26 resultados para Children’s rights
Resumo:
The European Union Agency for Fundamental Rights (FRA), the EU body responsible for advising EU institutions on fundamental rights, is equipped with a Fundamental Rights Platform (FRP) to ensure an on-going and structured exchange of information and feedback between the FRA and Civil Society. When the FRA was founded in 2007, there was little pre-existing knowledge on how to design such a Platform; hence, the development of the relationship between the FRA and Civil Society over the first five years proved an interesting experiment. Although the Platform was never intended as a mechanism of democratic co-decision making, it is far more than a loose marketplace where Civil Society actors across the spectrum of fundamental rights themes gather.

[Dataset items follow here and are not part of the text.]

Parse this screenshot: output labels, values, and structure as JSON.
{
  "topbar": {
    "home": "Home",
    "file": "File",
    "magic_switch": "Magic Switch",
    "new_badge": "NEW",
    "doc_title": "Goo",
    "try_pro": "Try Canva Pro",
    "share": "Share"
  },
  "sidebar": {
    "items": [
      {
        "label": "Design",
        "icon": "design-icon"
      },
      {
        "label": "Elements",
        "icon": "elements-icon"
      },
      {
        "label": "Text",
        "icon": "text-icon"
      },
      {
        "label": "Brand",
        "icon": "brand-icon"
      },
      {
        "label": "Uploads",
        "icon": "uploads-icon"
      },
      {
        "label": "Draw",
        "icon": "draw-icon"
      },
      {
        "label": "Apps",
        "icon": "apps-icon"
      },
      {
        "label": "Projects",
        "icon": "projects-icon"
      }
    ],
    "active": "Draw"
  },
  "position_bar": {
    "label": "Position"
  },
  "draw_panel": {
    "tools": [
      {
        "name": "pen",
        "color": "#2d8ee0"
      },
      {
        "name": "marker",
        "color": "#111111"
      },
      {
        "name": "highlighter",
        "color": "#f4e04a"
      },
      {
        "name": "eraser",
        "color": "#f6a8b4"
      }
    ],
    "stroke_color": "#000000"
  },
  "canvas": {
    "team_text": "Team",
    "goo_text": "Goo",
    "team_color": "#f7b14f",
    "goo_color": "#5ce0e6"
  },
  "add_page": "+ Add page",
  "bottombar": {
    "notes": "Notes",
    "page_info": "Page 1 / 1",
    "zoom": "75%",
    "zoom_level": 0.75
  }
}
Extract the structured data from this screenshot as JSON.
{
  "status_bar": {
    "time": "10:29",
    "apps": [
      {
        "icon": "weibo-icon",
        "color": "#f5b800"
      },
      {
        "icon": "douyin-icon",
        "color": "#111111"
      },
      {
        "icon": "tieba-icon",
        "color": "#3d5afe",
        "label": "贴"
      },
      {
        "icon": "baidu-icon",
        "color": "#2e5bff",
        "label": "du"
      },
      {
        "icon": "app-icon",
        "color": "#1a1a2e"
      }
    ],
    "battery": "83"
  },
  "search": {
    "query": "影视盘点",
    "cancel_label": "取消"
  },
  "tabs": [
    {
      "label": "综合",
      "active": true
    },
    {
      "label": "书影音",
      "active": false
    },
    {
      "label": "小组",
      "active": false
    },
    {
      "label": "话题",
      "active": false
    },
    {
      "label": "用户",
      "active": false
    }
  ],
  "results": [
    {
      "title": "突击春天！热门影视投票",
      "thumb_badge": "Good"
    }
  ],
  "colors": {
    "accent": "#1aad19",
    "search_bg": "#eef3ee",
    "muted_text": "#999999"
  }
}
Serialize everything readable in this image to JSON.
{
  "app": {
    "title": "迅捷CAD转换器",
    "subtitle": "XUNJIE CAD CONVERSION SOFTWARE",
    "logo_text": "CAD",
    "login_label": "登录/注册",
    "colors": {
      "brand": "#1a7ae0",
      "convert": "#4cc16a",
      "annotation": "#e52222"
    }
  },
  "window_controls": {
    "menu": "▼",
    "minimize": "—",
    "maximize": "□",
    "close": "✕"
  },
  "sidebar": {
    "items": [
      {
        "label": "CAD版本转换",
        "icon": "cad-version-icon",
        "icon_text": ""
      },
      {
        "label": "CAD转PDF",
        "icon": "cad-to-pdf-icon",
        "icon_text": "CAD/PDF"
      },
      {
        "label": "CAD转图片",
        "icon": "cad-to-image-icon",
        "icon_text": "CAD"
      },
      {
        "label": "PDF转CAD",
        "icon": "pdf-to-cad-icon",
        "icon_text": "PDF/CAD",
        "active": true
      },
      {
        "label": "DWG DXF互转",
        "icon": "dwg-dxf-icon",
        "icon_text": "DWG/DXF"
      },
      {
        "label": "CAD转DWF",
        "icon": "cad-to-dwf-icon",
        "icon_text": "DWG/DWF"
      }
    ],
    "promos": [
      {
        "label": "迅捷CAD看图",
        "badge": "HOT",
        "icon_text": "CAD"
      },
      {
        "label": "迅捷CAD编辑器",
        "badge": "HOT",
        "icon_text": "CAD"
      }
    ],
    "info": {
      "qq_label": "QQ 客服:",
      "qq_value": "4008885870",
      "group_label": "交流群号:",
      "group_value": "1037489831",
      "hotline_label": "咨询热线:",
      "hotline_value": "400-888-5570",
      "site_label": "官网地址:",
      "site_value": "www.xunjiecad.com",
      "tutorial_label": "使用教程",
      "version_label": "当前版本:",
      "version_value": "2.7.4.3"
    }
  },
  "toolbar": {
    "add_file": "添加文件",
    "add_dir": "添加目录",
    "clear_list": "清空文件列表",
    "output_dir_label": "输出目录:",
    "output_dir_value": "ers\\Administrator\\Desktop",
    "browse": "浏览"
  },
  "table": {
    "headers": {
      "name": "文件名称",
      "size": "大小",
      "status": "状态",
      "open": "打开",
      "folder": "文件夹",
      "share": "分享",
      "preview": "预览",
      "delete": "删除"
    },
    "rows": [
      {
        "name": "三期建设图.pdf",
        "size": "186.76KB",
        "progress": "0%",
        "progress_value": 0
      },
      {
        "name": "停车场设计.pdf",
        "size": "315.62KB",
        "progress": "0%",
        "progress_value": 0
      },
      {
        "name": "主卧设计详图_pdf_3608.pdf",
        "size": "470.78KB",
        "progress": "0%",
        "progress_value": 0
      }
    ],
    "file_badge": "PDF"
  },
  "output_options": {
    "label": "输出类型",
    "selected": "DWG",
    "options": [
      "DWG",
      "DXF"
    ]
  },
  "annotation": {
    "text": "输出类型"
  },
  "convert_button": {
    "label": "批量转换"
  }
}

The Platform offers channels of consultation and exchange not only among the participants but also with the FRA. It allows for cross-pollination, ensuring informed grassroots input into FRA work and FRA expertise flow to Civil Society actors. This synergetic relationship builds upon both the self-organising forces of Civil Society and the terms of references of the FRP as defined by the FRA. The Platform allows to find a certain unity in the remarkable diversity of fundamental rights voices. To what degree, however, the Platform’s dynamics allow the transformation of sometimes ‘compartmentalised’ single human rights discussions into wider trans-sectoral and transnational debates within the Human Rights Community depends on the motivation and the interest(s) of the different Civil Society players.